Kongres PMII XVIII
PMII dari Pertarungan Ideologi Menuju Pertarungan Konstitusi
Surabaya – Kandidat Ketua Umum Pengurus Besar Pergerakan Mahasiswa Islam Indonesia (PB PMII) Erfandi menyatakan, perjuangan PMII saat ini harus mulai bergerak ke hal-hal yang lebih praktis. Yakni dari pertarungan ideologi menuju pertarungan konstitusi.
Hal itu disampaikan Erfandi, di acara “˜Forum Rembuk Sahabat” Pondok Budaya IKON, di Coffee Toffee JX Internasional Jatim Expo Surabaya, Jumat 16 Mei 2014.
“Saya setuju sekarang ini memang terjadi pertarungan ideologi,” kata Erfan di hadapan ratusan kader PMII. Namun, menurutnya, orang luar sekarang sudah mulai menggempur ideologi bangsa Indonesia melalui konstitusi.
“Mereka masuk melalui UUD dan UU. Sebab ini sarana paling efektif memasukan paham-paham baru,’ tegasnya.
Dia menyebutkan pengalamannya selama menjadi staf ahli di Komisi IV DPR RI, yakni ketika yang dirancang komisi yang membidangi pertanian, kelauatan, kehutanan dan pangan, ini merancang sebuah undang-undang.
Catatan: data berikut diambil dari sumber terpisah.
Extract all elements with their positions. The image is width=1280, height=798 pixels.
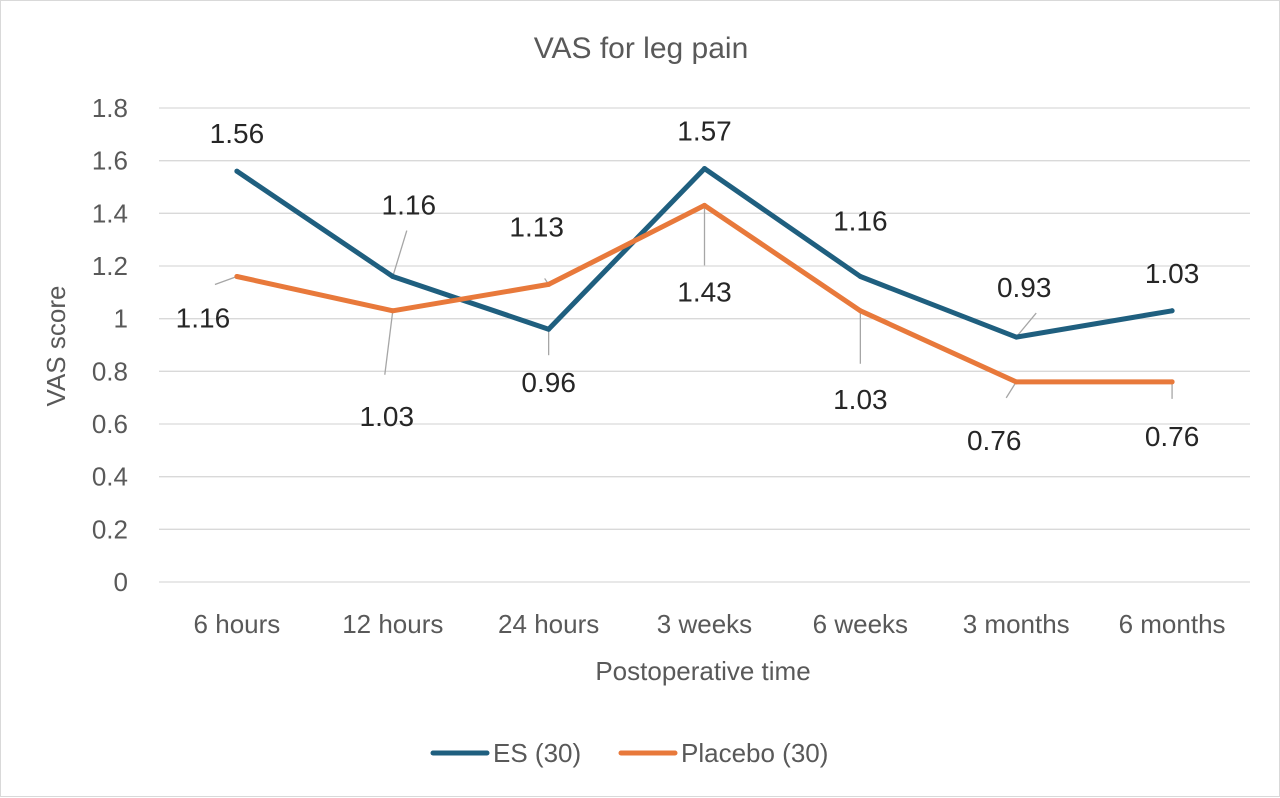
- data-point: [1013, 334, 1019, 340]
- data-label-leader: [384, 310, 394, 375]
- y-tick-label: 1.8: [92, 93, 128, 123]
- data-label: 1.16: [833, 206, 888, 237]
- gridlines: [159, 107, 1250, 583]
- data-point: [702, 166, 707, 172]
- y-axis-title: VAS score: [41, 286, 71, 407]
- data-point: [857, 308, 863, 314]
- x-axis-ticks: 6 hours 12 hours 24 hours 3 weeks 6 weeks 3 m…: [194, 609, 1226, 639]
- y-tick-label: 0.2: [92, 514, 128, 544]
- y-tick-label: 1.6: [92, 146, 128, 176]
- data-label-leader: [1005, 381, 1017, 399]
- y-tick-label: 0: [114, 567, 128, 597]
- data-label: 1.03: [1145, 258, 1200, 289]
- data-point: [234, 168, 240, 174]
- x-tick-label: 6 months: [1119, 609, 1226, 639]
- data-label-leader: [214, 275, 238, 286]
- legend-label: Placebo (30): [681, 738, 828, 768]
- data-point: [390, 308, 396, 314]
- data-label-leader: [1015, 312, 1037, 338]
- y-tick-label: 1: [114, 304, 128, 334]
- y-axis-ticks: 0 0.2 0.4 0.6 0.8 1 1.2 1.4 1.6 1.8: [92, 93, 128, 597]
- legend-label: ES (30): [493, 738, 581, 768]
- legend: ES (30) Placebo (30): [430, 738, 828, 768]
- x-axis-title: Postoperative time: [595, 656, 810, 686]
- data-point: [390, 274, 396, 280]
- data-label: 1.56: [210, 118, 265, 149]
- x-tick-label: 12 hours: [342, 609, 443, 639]
- y-tick-label: 0.4: [92, 462, 128, 492]
- data-label: 0.96: [521, 367, 576, 398]
- series-lines: [234, 166, 1175, 385]
- data-label: 1.57: [677, 116, 732, 147]
- x-tick-label: 3 weeks: [657, 609, 752, 639]
- data-labels: 1.56 1.16 0.96 1.57 1.16 0.93 1.03 1.16 1.03 1.13…: [176, 116, 1200, 456]
- data-point: [857, 274, 863, 280]
- data-label: 0.76: [1145, 421, 1200, 452]
- x-tick-label: 24 hours: [498, 609, 599, 639]
- data-point: [234, 274, 240, 280]
- data-point: [1169, 308, 1175, 314]
- chart-title: VAS for leg pain: [534, 32, 749, 65]
- y-tick-label: 1.2: [92, 251, 128, 281]
- data-point: [702, 202, 707, 208]
- y-tick-label: 0.8: [92, 356, 128, 386]
- y-tick-label: 1.4: [92, 198, 128, 228]
- data-label: 0.93: [997, 272, 1052, 303]
- data-label: 0.76: [967, 425, 1022, 456]
- data-label: 1.43: [677, 276, 732, 307]
- data-label: 1.03: [360, 401, 415, 432]
- data-point: [546, 281, 552, 287]
- data-label: 1.16: [382, 190, 437, 221]
- data-label: 1.03: [833, 384, 888, 415]
- data-point: [546, 326, 552, 332]
- x-tick-label: 3 months: [963, 609, 1070, 639]
- data-point: [1013, 379, 1019, 385]
- y-tick-label: 0.6: [92, 409, 128, 439]
- data-point: [1169, 379, 1175, 385]
- data-label: 1.13: [509, 211, 564, 242]
- data-label-leader: [392, 230, 408, 277]
- x-tick-label: 6 weeks: [813, 609, 908, 639]
- x-tick-label: 6 hours: [194, 609, 281, 639]
- data-label: 1.16: [176, 303, 231, 334]
- data-label-leaders: [214, 205, 1173, 399]
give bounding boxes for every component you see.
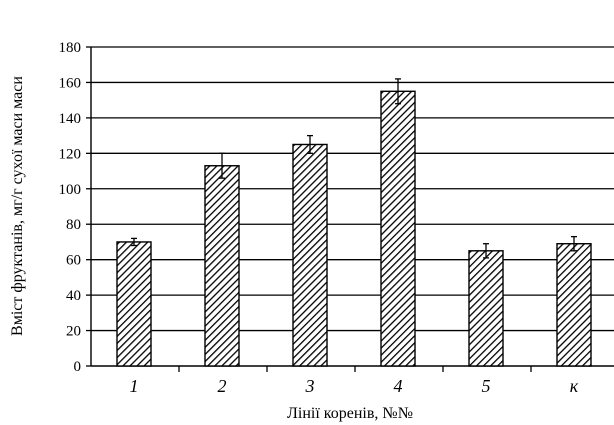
- y-tick-label: 0: [74, 359, 82, 375]
- bar: [380, 90, 416, 367]
- y-tick-label: 40: [66, 288, 81, 304]
- x-tick-label: 3: [305, 376, 315, 396]
- y-tick-label: 100: [59, 182, 82, 198]
- y-tick-label: 60: [66, 253, 81, 269]
- y-tick-label: 120: [59, 146, 82, 162]
- y-axis-title: Вміст фруктанів, мг/г сухої маси маси: [9, 76, 26, 336]
- x-axis-title: Лінії коренів, №№: [287, 405, 413, 422]
- x-tick-label: 2: [218, 376, 227, 396]
- bar: [556, 243, 592, 367]
- labels: 0 20 40 60 80 100 120 140 160 180 1 2 3 4 5 к: [59, 40, 579, 396]
- x-tick-label: к: [570, 376, 579, 396]
- y-tick-label: 160: [59, 75, 82, 91]
- bar: [292, 143, 328, 367]
- bar: [116, 241, 152, 367]
- bar: [468, 250, 504, 367]
- axes: [86, 46, 614, 372]
- y-tick-label: 180: [59, 40, 82, 56]
- y-tick-label: 140: [59, 111, 82, 127]
- x-tick-label: 5: [482, 376, 491, 396]
- y-tick-label: 80: [66, 217, 81, 233]
- bar: [204, 165, 240, 367]
- y-tick-label: 20: [66, 324, 81, 340]
- bars: [116, 78, 592, 367]
- x-tick-label: 1: [130, 376, 139, 396]
- gridlines: [91, 46, 614, 332]
- x-tick-label: 4: [394, 376, 403, 396]
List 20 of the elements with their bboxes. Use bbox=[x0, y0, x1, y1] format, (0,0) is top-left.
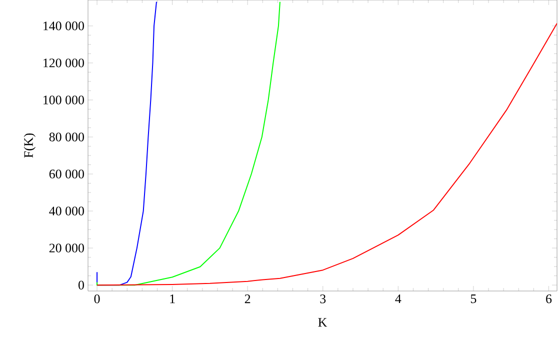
y-tick-label: 100 000 bbox=[44, 96, 84, 104]
y-tick-label: 120 000 bbox=[44, 58, 84, 68]
y-tick-label: 60 000 bbox=[49, 170, 84, 178]
y-tick-label: 80 000 bbox=[49, 132, 84, 142]
y-tick-label: 140 000 bbox=[44, 22, 84, 30]
y-tick-label: 40 000 bbox=[49, 206, 84, 216]
y-axis-title: F(K) bbox=[24, 133, 36, 158]
line-series bbox=[96, 1, 158, 286]
line-series bbox=[96, 1, 280, 286]
x-tick-label: 5 bbox=[470, 294, 476, 304]
x-tick-label: 3 bbox=[320, 294, 326, 304]
line-series bbox=[96, 22, 558, 286]
x-tick-label: 0 bbox=[94, 294, 100, 304]
x-axis-title: K bbox=[318, 318, 328, 327]
x-tick-label: 1 bbox=[170, 294, 175, 304]
x-tick-label: 6 bbox=[546, 294, 552, 304]
y-tick-label: 0 bbox=[78, 280, 84, 290]
x-tick-label: 2 bbox=[244, 294, 250, 304]
y-tick-label: 20 000 bbox=[49, 244, 84, 252]
x-tick-label: 4 bbox=[395, 294, 402, 304]
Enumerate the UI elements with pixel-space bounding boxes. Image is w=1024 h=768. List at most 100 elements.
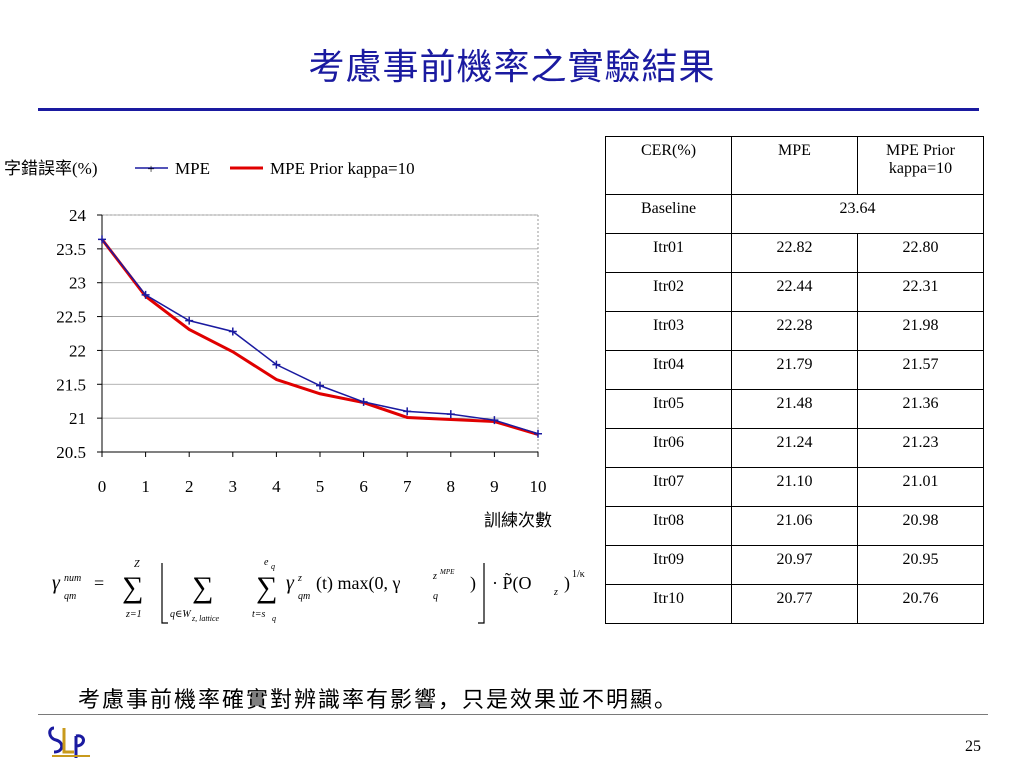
cer-line-chart: + MPE MPE Prior kappa=10 字錯誤率(%) 20.5212…: [4, 159, 552, 530]
title-divider: [38, 108, 979, 111]
sum3-bottom: t=s: [252, 609, 266, 620]
formula-lhs-sub: qm: [64, 591, 76, 602]
term-gamma2-supsup: MPE: [439, 568, 455, 576]
header-cell-mpe: MPE: [731, 136, 858, 195]
y-tick-label: 21.5: [56, 375, 86, 394]
data-point-mpe: [359, 397, 368, 406]
data-point-mpe: [272, 360, 281, 369]
table-row: Itr04 21.79 21.57: [605, 350, 984, 390]
mpe-prior-value: 22.31: [857, 272, 984, 312]
y-tick-label: 20.5: [56, 443, 86, 462]
y-tick-label: 23: [69, 274, 86, 293]
formula-lhs: γ: [52, 572, 61, 594]
footer-divider: [38, 714, 988, 715]
data-point-mpe: [98, 235, 106, 244]
prior-close: ): [564, 573, 570, 594]
sum2-bottom: q∈W: [170, 609, 192, 620]
mpe-value: 21.79: [731, 350, 858, 390]
row-label: Itr09: [605, 545, 732, 585]
data-point-mpe: [534, 429, 542, 438]
data-point-mpe: [228, 327, 237, 336]
data-point-mpe: [316, 381, 324, 390]
floor-bracket-right: [478, 563, 485, 624]
baseline-label: Baseline: [605, 194, 732, 234]
y-tick-label: 22: [69, 341, 86, 360]
sum1-top: Z: [134, 559, 140, 570]
prior-sub: z: [553, 587, 558, 598]
x-tick-label: 5: [316, 477, 325, 496]
cer-results-table: CER(%) MPE MPE Prior kappa=10 Baseline 2…: [605, 136, 984, 624]
mpe-value: 20.97: [731, 545, 858, 585]
table-row: Itr03 22.28 21.98: [605, 311, 984, 351]
series-line-mpe: [101, 238, 539, 435]
table-row-baseline: Baseline 23.64: [605, 194, 984, 234]
floor-bracket-left: [161, 563, 168, 624]
mpe-prior-value: 22.80: [857, 233, 984, 273]
table-header-row: CER(%) MPE MPE Prior kappa=10: [605, 136, 984, 195]
row-label: Itr07: [605, 467, 732, 507]
formula-equals: =: [94, 573, 104, 593]
x-tick-label: 1: [141, 477, 150, 496]
term-gamma-sup: z: [297, 573, 302, 584]
data-point-mpe: [185, 316, 194, 325]
sum1-bottom: z=1: [125, 609, 142, 620]
table-row: Itr09 20.97 20.95: [605, 545, 984, 585]
x-tick-label: 9: [490, 477, 499, 496]
prior-term: · P̃(O: [492, 571, 532, 594]
page-number: 25: [965, 738, 981, 755]
header-cell-cer: CER(%): [605, 136, 732, 195]
x-tick-label: 4: [272, 477, 281, 496]
x-tick-label: 3: [229, 477, 238, 496]
mpe-prior-value: 21.36: [857, 389, 984, 429]
data-point-mpe: [446, 410, 455, 419]
row-label: Itr04: [605, 350, 732, 390]
sum3-symbol: ∑: [256, 571, 277, 604]
sum3-bottom-sub: q: [272, 614, 276, 623]
y-tick-label: 23.5: [56, 240, 86, 259]
row-label: Itr02: [605, 272, 732, 312]
term-gamma: γ: [286, 572, 295, 594]
legend-prior-label: MPE Prior kappa=10: [270, 159, 415, 178]
table-row: Itr05 21.48 21.36: [605, 389, 984, 429]
mpe-prior-value: 21.57: [857, 350, 984, 390]
x-tick-label: 8: [447, 477, 456, 496]
formula-lhs-sup: num: [64, 573, 81, 584]
table-row: Itr10 20.77 20.76: [605, 584, 984, 624]
mpe-prior-value: 21.01: [857, 467, 984, 507]
table-row: Itr02 22.44 22.31: [605, 272, 984, 312]
row-label: Itr10: [605, 584, 732, 624]
sum2-symbol: ∑: [192, 571, 213, 604]
conclusion-text: 考慮事前機率確實對辨識率有影響，只是效果並不明顯。: [78, 688, 679, 713]
mpe-value: 21.06: [731, 506, 858, 546]
term-gamma-sub: qm: [298, 591, 310, 602]
y-tick-label: 22.5: [56, 308, 86, 327]
baseline-value: 23.64: [731, 194, 984, 234]
legend-mpe-marker: +: [147, 161, 154, 176]
x-axis-label: 訓練次數: [484, 511, 552, 530]
prior-exp: 1/κ: [572, 569, 585, 580]
mpe-value: 20.77: [731, 584, 858, 624]
table-row: Itr01 22.82 22.80: [605, 233, 984, 273]
table-row: Itr08 21.06 20.98: [605, 506, 984, 546]
y-tick-label: 21: [69, 409, 86, 428]
term-arg: (t) max(0, γ: [316, 573, 400, 594]
data-point-mpe: [141, 290, 150, 299]
slp-logo: [48, 726, 90, 758]
mpe-prior-value: 20.76: [857, 584, 984, 624]
gamma-num-formula: γ num qm = Z ∑ z=1 ∑ q∈W z, lattice e q …: [52, 557, 585, 624]
legend-mpe-label: MPE: [175, 159, 210, 178]
term-gamma2-sup: z: [432, 571, 437, 582]
slide-title: 考慮事前機率之實驗結果: [308, 47, 716, 88]
data-point-mpe: [403, 407, 412, 416]
row-label: Itr05: [605, 389, 732, 429]
y-axis-label: 字錯誤率(%): [4, 159, 97, 178]
row-label: Itr01: [605, 233, 732, 273]
mpe-value: 21.48: [731, 389, 858, 429]
x-tick-label: 2: [185, 477, 194, 496]
row-label: Itr06: [605, 428, 732, 468]
mpe-prior-value: 21.98: [857, 311, 984, 351]
sum3-top: e: [264, 557, 269, 568]
x-tick-label: 0: [98, 477, 107, 496]
sum1-symbol: ∑: [122, 571, 143, 604]
table-row: Itr06 21.24 21.23: [605, 428, 984, 468]
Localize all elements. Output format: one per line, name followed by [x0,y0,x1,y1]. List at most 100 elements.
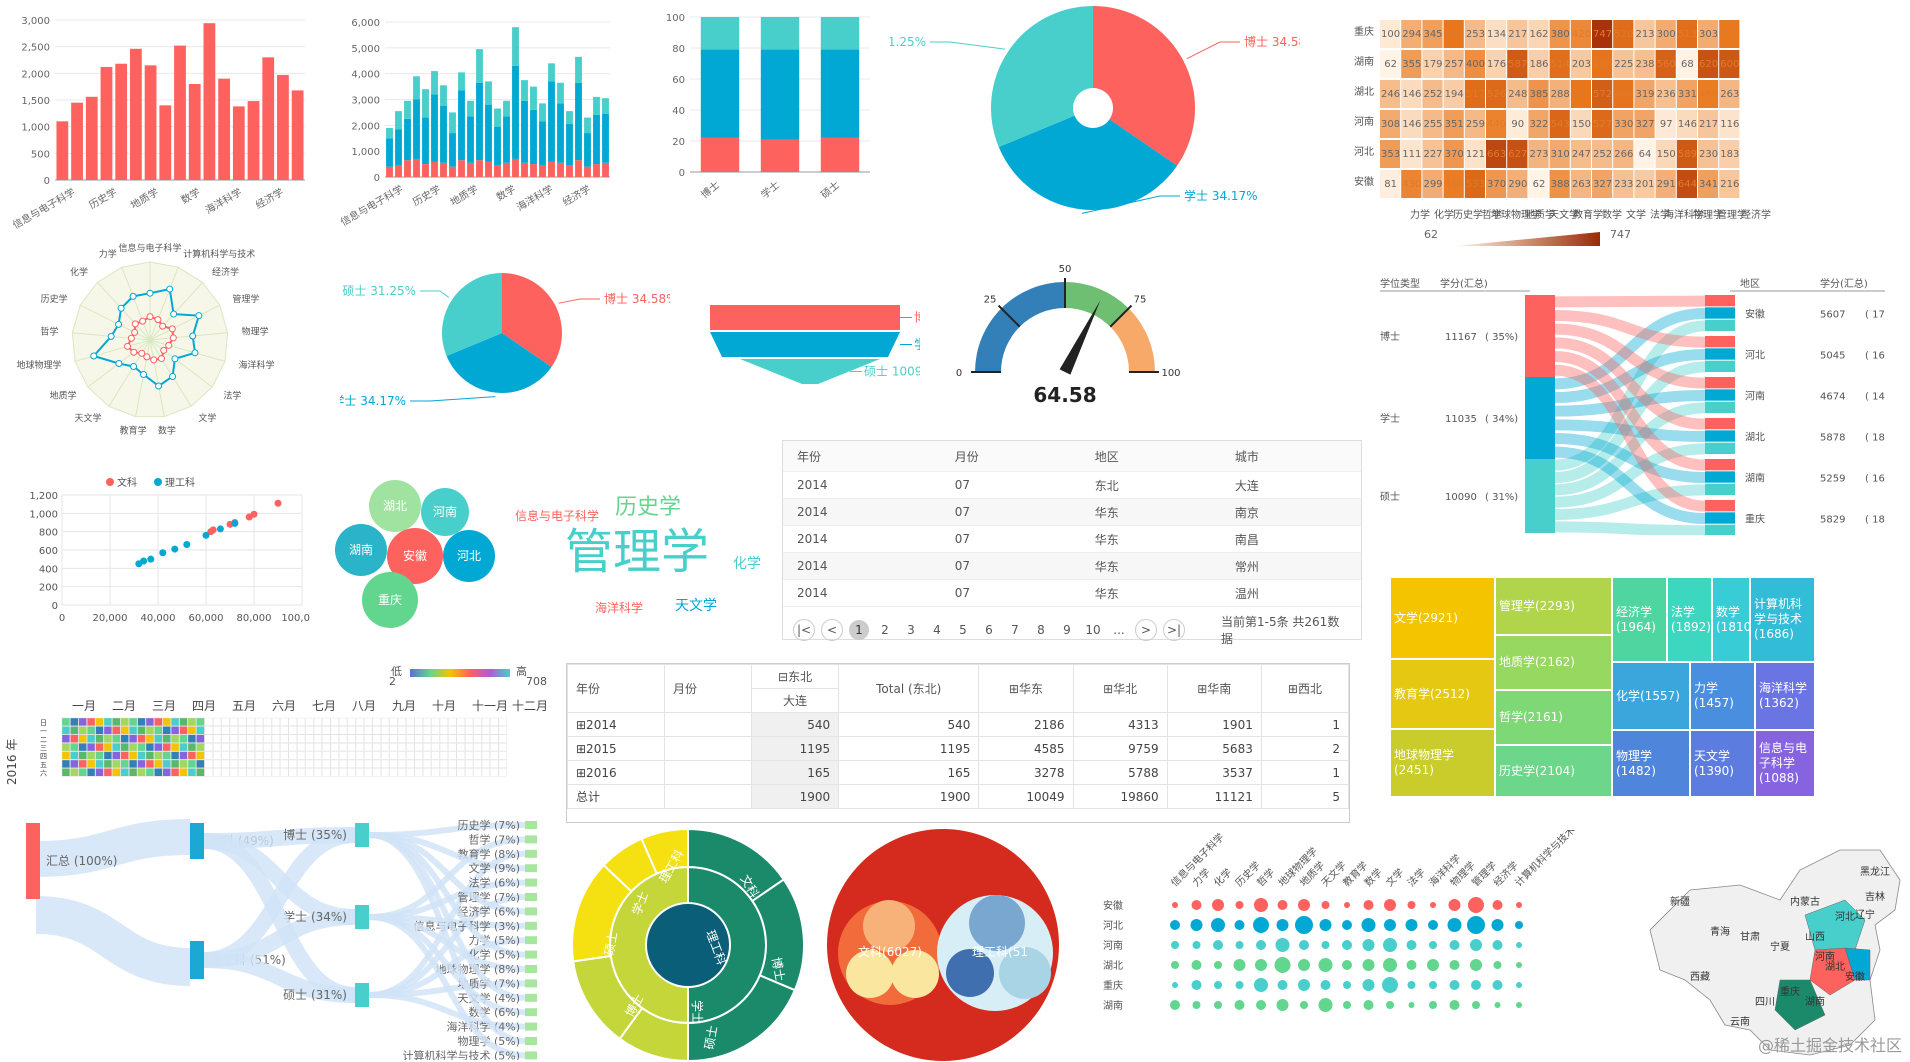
stacked-bar-chart: 0 1,000 2,000 3,000 4,000 5,000 6,000 信息与电子科学 历史… [338,18,610,229]
radar-point [165,341,173,349]
table-header[interactable]: 月份 [940,441,1081,472]
radar-point [146,313,154,321]
page-number-button[interactable]: ... [1113,623,1125,637]
dot-row-label: 湖北 [1103,960,1123,972]
calendar-day [397,734,407,743]
visual-map-max: 747 [1610,228,1631,241]
table-header[interactable]: 地区 [1080,441,1221,472]
heatmap-value: 162 [1529,29,1548,40]
calendar-day [170,751,180,760]
heatmap-cell [1698,110,1719,138]
calendar-day [414,768,423,777]
pivot-h-huadong[interactable]: ⊞华东 [978,664,1074,713]
pivot-h-dongbei[interactable]: ⊟东北 [750,664,840,689]
treemap-cell: 天文学(1390) [1690,730,1755,797]
prev-page-button[interactable]: < [821,619,843,641]
calendar-day [204,768,213,777]
calendar-day [456,717,465,727]
pivot-h-xibei[interactable]: ⊞西北 [1260,664,1349,713]
calendar-day [347,734,356,743]
first-page-button[interactable]: |< [793,619,815,641]
heatmap-cell [1634,110,1655,138]
x-tick-label: 40,000 [141,613,176,624]
heatmap-cell [1507,20,1528,48]
sankey-left-pct: ( 35%) [1485,332,1518,343]
table-cell: 常州 [1220,552,1361,580]
sankey-link [1554,349,1706,403]
province-label: 宁夏 [1770,940,1790,953]
heatmap-cell [1549,80,1570,108]
table-cell: 南京 [1220,498,1361,526]
dot [1321,901,1330,909]
page-number-button[interactable]: 4 [933,623,941,637]
calendar-day [448,717,457,727]
province-label: 湖南 [1805,995,1825,1008]
page-number-button[interactable]: 5 [959,623,967,637]
calendar-day [448,751,457,760]
table-header[interactable]: 年份 [783,441,941,472]
calendar-day [145,717,155,727]
last-page-button[interactable]: >| [1163,619,1185,641]
calendar-day [187,742,197,752]
bar [458,72,465,91]
calendar-day [120,726,129,735]
table-header[interactable]: 城市 [1220,441,1361,472]
heatmap-cell [1443,50,1464,78]
province-label: 黑龙江 [1860,865,1890,878]
page-number-button[interactable]: 8 [1037,623,1045,637]
page-number-button[interactable]: 10 [1085,623,1101,637]
bar [395,129,402,166]
page-number-button[interactable]: 3 [907,623,915,637]
next-page-button[interactable]: > [1135,619,1157,641]
calendar-day [103,717,113,727]
dot [1361,918,1376,932]
calendar-day [86,759,96,769]
heatmap-cell [1401,170,1422,198]
table-cell: 07 [940,552,1081,580]
dot [1235,901,1244,909]
dot [1172,902,1178,908]
heatmap-cell [1380,20,1401,48]
page-number-button[interactable]: 9 [1063,623,1071,637]
pivot-h-huanan[interactable]: ⊞华南 [1166,664,1262,713]
heatmap-col-label: 化学 [1434,208,1454,221]
pivot-h-dalian: 大连 [750,688,840,713]
calendar-day [221,742,230,752]
table-cell: 华东 [1080,498,1221,526]
calendar-month-label: 七月 [312,699,336,713]
heatmap-value: 146 [1678,119,1697,130]
calendar-weekday-label: 五 [40,761,47,769]
page-number-button[interactable]: 2 [881,623,889,637]
page-number-button[interactable]: 1 [849,620,869,640]
heatmap-cell [1507,110,1528,138]
sankey-link [1554,310,1706,348]
bar [395,165,402,177]
bar [700,137,740,172]
y-tick-label: 80 [672,44,685,55]
calendar-day [103,726,113,735]
calendar-day [112,742,121,752]
calendar-day [238,726,247,735]
dot [1277,900,1288,910]
calendar-day [221,717,230,727]
calendar-day [128,717,138,727]
bar [476,49,483,83]
calendar-day [112,726,121,735]
bar-chart-majors: 0 500 1,000 1,500 2,000 2,500 3,000 信息与电子科学 历史学地… [10,16,305,230]
heatmap-value: 179 [1423,59,1442,70]
calendar-day [238,742,247,752]
page-number-button[interactable]: 6 [985,623,993,637]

Dalam penjelasan pasal 50, muncul aturan yang merugikan warga nahdliyin yang mayoritas pertani.
Di sana disebutkan bahwa setiap hasil kebun itu wajib inpor. “Ini konsekuensi logisnya adalah hasil petani kita akan murah. Maka yang jadi korban adalah (kader) PMII yang mayoritas anaknya orang petani,” tandasnya.
“Ini yang perlu diantisiasi PMII kedepan,” imbuh ketua LPBH PB PMII ini
Contoh lain adalah adanya UU Sisdiknas, yang jelas-jelas sudah mendikotomi pendidikan umum dan agama. “Dengan begitu maka jelas sekali ini merugikan hak rakyat yang tidak mampu,” ujarnya.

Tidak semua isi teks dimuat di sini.